UMLS Concepts and Terms in Clinical Notes: Large-scale Corpus Analysis



Ontologies such as SNOMED-CT, MeSH, or RxNorm may be used to identify terms in text as normalized concepts, which in turn allows the contents of medical language to be comparable at a high-throughput level. However, systems that intelligently process clinical and biomedical data are often slowed down and distracted by the extensive nature of the utilized ontologies, and may therefore benefit in efficiency by a customizable filtering. Based on the occurrences of terms in a 51 million document corpus of clinical notes from Mayo Clinic, this study computes a suite of statistics with distributional characteristics by source ontology, semantic type, and syntactic type. These statistics imply empirically- based criteria for filtering a lexicon in the clinical domain; a small, intelligent lexicon would make near real-time processing of clinical text a possibility.

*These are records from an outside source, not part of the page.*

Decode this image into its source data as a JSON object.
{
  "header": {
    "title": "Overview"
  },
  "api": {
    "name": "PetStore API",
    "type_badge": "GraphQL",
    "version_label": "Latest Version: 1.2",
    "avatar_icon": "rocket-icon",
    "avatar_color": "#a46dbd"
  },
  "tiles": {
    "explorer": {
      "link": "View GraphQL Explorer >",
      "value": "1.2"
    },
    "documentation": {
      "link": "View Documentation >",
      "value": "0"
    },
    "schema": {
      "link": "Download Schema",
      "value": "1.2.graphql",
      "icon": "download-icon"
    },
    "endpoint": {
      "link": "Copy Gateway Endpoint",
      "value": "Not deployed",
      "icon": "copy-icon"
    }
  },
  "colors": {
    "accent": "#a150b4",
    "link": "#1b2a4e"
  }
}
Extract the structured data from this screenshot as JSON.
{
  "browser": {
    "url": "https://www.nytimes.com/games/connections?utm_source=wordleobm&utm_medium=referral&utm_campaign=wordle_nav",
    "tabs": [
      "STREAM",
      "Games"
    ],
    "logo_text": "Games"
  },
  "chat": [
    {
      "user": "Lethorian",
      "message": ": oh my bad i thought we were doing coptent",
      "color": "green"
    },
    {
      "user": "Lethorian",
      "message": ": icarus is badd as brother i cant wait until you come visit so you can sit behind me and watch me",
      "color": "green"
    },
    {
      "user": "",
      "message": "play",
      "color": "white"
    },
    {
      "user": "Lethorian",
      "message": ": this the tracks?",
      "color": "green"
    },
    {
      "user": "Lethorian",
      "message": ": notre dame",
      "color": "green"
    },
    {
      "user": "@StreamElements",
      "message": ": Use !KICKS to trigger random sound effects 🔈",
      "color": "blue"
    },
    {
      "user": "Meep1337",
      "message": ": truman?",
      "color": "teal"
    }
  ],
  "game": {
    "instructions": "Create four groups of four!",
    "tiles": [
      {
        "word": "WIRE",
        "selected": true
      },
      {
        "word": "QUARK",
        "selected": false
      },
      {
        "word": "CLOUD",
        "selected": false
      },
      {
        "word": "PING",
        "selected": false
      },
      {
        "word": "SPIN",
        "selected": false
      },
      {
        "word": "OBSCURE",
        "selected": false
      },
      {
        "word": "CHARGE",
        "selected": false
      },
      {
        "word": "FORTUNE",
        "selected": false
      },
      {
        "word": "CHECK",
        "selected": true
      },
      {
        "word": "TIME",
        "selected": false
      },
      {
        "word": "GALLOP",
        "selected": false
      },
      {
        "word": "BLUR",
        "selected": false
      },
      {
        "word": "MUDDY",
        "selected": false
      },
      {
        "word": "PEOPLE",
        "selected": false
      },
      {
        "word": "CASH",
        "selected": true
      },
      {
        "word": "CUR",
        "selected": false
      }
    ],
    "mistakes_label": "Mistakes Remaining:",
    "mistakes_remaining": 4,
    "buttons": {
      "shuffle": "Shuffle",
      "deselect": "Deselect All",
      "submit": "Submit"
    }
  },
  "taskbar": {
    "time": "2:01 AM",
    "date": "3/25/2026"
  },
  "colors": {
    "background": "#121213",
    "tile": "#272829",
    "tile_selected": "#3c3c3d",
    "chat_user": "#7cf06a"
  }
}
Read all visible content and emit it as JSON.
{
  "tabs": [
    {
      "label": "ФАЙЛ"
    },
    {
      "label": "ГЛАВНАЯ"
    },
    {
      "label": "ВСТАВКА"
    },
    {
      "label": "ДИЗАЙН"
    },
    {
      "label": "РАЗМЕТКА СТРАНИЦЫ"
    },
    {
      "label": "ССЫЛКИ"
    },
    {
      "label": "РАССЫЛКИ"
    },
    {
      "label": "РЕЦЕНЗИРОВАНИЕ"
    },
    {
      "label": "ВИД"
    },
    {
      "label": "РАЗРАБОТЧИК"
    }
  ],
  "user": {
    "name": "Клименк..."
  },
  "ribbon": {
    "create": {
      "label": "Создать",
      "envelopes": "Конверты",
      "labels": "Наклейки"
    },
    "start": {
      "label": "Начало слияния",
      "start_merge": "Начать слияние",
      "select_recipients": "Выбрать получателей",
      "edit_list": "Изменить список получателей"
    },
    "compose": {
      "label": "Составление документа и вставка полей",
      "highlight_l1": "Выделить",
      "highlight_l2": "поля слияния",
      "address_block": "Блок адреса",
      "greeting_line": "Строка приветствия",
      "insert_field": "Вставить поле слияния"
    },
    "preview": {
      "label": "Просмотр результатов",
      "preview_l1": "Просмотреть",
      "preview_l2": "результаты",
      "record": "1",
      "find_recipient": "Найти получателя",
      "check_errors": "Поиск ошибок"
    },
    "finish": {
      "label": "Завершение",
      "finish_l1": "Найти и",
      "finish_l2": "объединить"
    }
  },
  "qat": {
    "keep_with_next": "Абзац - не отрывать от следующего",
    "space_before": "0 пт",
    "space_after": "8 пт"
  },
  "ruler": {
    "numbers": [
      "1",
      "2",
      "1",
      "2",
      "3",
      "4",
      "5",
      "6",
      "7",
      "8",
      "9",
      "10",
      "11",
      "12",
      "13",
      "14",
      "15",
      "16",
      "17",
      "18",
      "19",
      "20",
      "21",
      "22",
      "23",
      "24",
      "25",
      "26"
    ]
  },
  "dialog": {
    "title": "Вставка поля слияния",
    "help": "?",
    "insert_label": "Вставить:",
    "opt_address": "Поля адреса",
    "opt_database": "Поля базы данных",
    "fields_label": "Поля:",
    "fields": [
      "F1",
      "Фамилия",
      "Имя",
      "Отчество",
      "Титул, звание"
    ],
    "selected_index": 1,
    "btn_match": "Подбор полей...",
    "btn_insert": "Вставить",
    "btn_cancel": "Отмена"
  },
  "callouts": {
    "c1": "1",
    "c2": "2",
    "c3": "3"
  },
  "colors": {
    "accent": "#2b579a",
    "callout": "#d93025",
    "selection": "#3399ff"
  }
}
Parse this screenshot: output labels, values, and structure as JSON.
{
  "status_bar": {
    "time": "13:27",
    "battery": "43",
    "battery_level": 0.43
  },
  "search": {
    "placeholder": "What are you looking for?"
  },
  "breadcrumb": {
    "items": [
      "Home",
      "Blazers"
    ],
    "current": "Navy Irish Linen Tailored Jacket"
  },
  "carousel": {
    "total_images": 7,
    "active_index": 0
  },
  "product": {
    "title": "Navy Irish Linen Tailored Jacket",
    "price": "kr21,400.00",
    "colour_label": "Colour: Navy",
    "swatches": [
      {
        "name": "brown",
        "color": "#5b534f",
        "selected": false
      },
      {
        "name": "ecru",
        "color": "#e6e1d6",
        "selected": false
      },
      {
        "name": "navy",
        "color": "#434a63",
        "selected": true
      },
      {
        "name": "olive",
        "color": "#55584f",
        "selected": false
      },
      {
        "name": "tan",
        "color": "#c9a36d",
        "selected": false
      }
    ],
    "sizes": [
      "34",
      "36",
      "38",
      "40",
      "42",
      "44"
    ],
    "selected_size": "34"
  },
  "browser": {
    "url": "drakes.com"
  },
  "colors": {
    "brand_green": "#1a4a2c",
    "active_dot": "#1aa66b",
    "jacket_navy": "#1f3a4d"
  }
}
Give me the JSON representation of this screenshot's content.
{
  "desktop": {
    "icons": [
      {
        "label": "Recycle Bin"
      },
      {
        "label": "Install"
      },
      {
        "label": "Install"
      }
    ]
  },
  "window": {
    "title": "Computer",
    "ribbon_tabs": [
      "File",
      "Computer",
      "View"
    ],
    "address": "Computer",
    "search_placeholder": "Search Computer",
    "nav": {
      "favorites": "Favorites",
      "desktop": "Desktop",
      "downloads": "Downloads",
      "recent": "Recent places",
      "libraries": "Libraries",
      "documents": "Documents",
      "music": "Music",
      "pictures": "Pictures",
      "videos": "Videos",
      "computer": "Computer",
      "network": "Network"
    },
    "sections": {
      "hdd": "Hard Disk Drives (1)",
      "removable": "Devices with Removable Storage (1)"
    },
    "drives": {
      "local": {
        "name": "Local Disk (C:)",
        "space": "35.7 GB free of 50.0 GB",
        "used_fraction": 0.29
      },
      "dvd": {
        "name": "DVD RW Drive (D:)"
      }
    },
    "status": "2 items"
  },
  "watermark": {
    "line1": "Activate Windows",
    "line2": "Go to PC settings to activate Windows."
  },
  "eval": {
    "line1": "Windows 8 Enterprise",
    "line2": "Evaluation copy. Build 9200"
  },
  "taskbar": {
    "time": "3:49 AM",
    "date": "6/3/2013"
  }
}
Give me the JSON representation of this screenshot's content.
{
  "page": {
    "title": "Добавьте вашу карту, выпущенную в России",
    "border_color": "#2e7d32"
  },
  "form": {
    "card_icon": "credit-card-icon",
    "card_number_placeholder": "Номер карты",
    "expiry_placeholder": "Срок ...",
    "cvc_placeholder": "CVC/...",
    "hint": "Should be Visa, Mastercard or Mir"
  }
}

Stephen T. Wu is a Research Associate and Instructor in Medical Informatics at Mayo Clinic.  With a background in Electrical Engineering (BS/MS) and statistical Natural Language Processing (PhD), Dr. Wu joined the Mayo NLP program in July 2010. His interests include computational semantics and its application to real-world clinical and epidemiological problems.  This includes the discovery and modeling of semantic content in clinical text, and Dr. Wu has thus conducted comparative, large-scale studies on the semantic output of NLP systems in both the clinical and biomedical domains.  He is also working on developing evidence-based ontological resources. His research in general-domain NLP has included broad-coverage distributional semantics, speech interfaces sensitive to ontological context, and cognitively-motivated models of language.